What passes through this inguinal canal in the neonatal male?
the testis
In the adult male, what structure is found within the inguinal canal?
the spermatic cord
In the adult female, what structure is found within the inguinal canal?
the round ligament
Which layer(s) of the anterior abdominal wall contribute to the sheaths (layers) of the spermatic cord?
EO, IO, Fascia transversalis
What does the external oblique contribute to the spermatic cord?
External oblique - external spermatic fascia;
What does the internal oblique contribute to the spermatic cord?
internal oblique - cremasteric muscle and/or fascia;
what does the fascia transversalis contribute to the spermatic cord?
fascia transversalis - internal spermatic fascia
Which layer of the anterior abdominal wall does NOT contribute to the spermatic cord?
transversus abdominis
What are the main components found within the spermatic cord?
The ductus deferens, testicular a., pampiniform plexus of (testicular) veins and genitofemoral n.
What feature of embryological development allows the formation of a congenital hernia?
The processus vaginalis (a finger-like extension of the peritoneum that extends down into the scrotum via the inguinal canal.
In what age groups is the formation of a congenital hernia common?
Up to early 30s
What is the actual function of the processus vaginalis?

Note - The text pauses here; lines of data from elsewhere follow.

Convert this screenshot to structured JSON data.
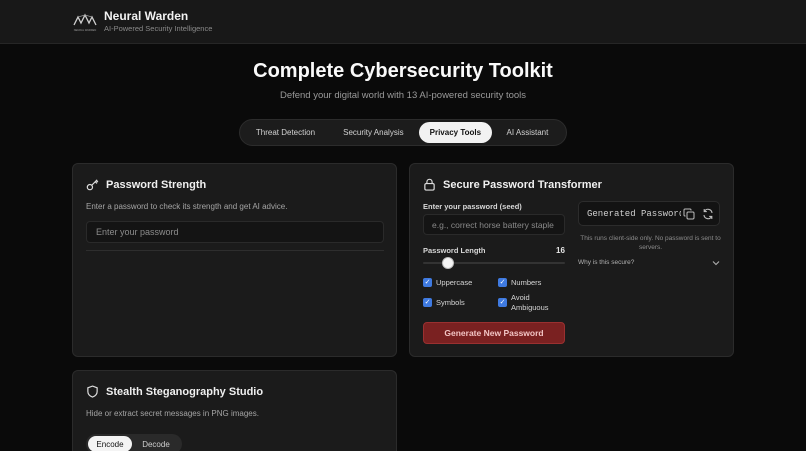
{
  "brand": {
    "name": "Neural Warden",
    "tagline": "AI-Powered Security Intelligence",
    "logo_text": "NEURAL WARDEN"
  },
  "hero": {
    "title": "Complete Cybersecurity Toolkit",
    "subtitle": "Defend your digital world with 13 AI-powered security tools"
  },
  "tabs": [
    {
      "label": "Threat Detection",
      "active": false
    },
    {
      "label": "Security Analysis",
      "active": false
    },
    {
      "label": "Privacy Tools",
      "active": true
    },
    {
      "label": "AI Assistant",
      "active": false
    }
  ],
  "password_strength": {
    "title": "Password Strength",
    "description": "Enter a password to check its strength and get AI advice.",
    "input_placeholder": "Enter your password",
    "icon": "key-icon"
  },
  "transformer": {
    "title": "Secure Password Transformer",
    "icon": "lock-icon",
    "seed_label": "Enter your password (seed)",
    "seed_placeholder": "e.g., correct horse battery staple",
    "length_label": "Password Length",
    "length_value": "16",
    "options": [
      {
        "label": "Uppercase",
        "checked": true
      },
      {
        "label": "Numbers",
        "checked": true
      },
      {
        "label": "Symbols",
        "checked": true
      },
      {
        "label": "Avoid Ambiguous",
        "checked": true
      }
    ],
    "generate_label": "Generate New Password",
    "generated_placeholder": "Generated Password",
    "note": "This runs client-side only. No password is sent to servers.",
    "why_label": "Why is this secure?"
  },
  "steganography": {
    "title": "Stealth Steganography Studio",
    "icon": "shield-icon",
    "description": "Hide or extract secret messages in PNG images.",
    "modes": [
      {
        "label": "Encode",
        "active": true
      },
      {
        "label": "Decode",
        "active": false
      }
    ]
  },
  "colors": {
    "background": "#0a0a0a",
    "card": "#1b1b1b",
    "accent_red": "#7a2121",
    "checkbox_blue": "#3f7ae0"
  }
}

It provides a serous (slippery) lining for the inside aspect of the scrotal wall and the visceral surface of the testicle for friction-free movement.
What typically extends from the body cavity in a hernia?
a loop of small intestine
What is the clinical implication of an inguinal hernia?
The loop of bowel may become trapped in the inguinal canal, squeezed by intra-abdominal pressure on the canal walls and cause loss of blood supply - gangrene may ensue.
How does an acquired inguinal hernia differ from the congenital type?
A congenital inguinal hernia slides down the oblique inguinal canal due to the presence of a patent processus vaginalis (passing through the anterior abdominal wall indirectly), the acquired inguinal hernia protrudes directly through a defect that develops in the posterior wall of the inguinal canal (the conjoint tendon) and out through the superficial inguinal ring.
Through what component of the inguinal canal does the direct hernia protrude?
The superficial inguinal ring after penetrating the posterior wall (conjoint tendon).